The sad but true reality of this environment is that it’s not sustainable for all carriers. Times like now are when the herd gets thinned, those less equipped to survive do not make it. If we think through this for a second, some of these aforementioned carriers without access to contract loads and only running on spot business have expenses higher than average and/or revenue below average. Both result in negative margins and now the conversation shifts to one being conducted in offices all across the country; how long can rates remain down here before truck companies go bankrupt? The answer is longer than you’d expect.

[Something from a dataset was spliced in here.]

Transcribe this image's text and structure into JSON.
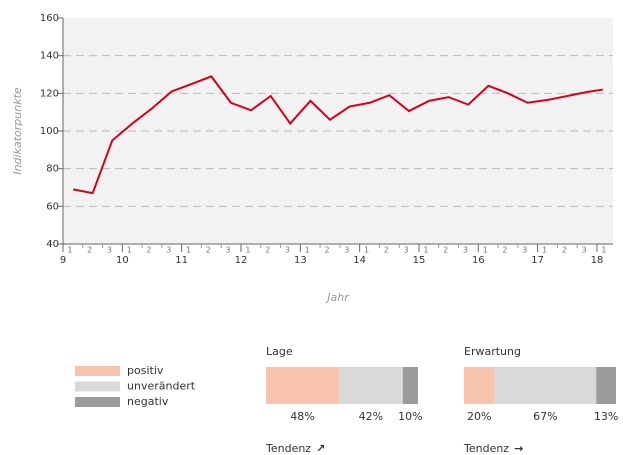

Access to capital will be constrained moving forward. Banks will deem small and medium sized businesses in need of financing most, as too risky while significantly larger companies tap deep lines of credit. This is now a cashflow game and those companies operating above average and with stronger balance sheets can stick around long enough to survive the culling. These financially sound companies can and will continue to run loads at prices below what many believe to be the rock bottom level for profitability.
Volumes will eventually comeback at some point, although to what extent remains to be seen as the longer-term impact to consumer demand remains questionable, and margins will remain compressed but market share growth for some will occur. Freight activity will persist but the same cannot be said for all companies. In depressed economic times, free market capitalism removes unfit businesses and rewards those better equipped. Which type is your business?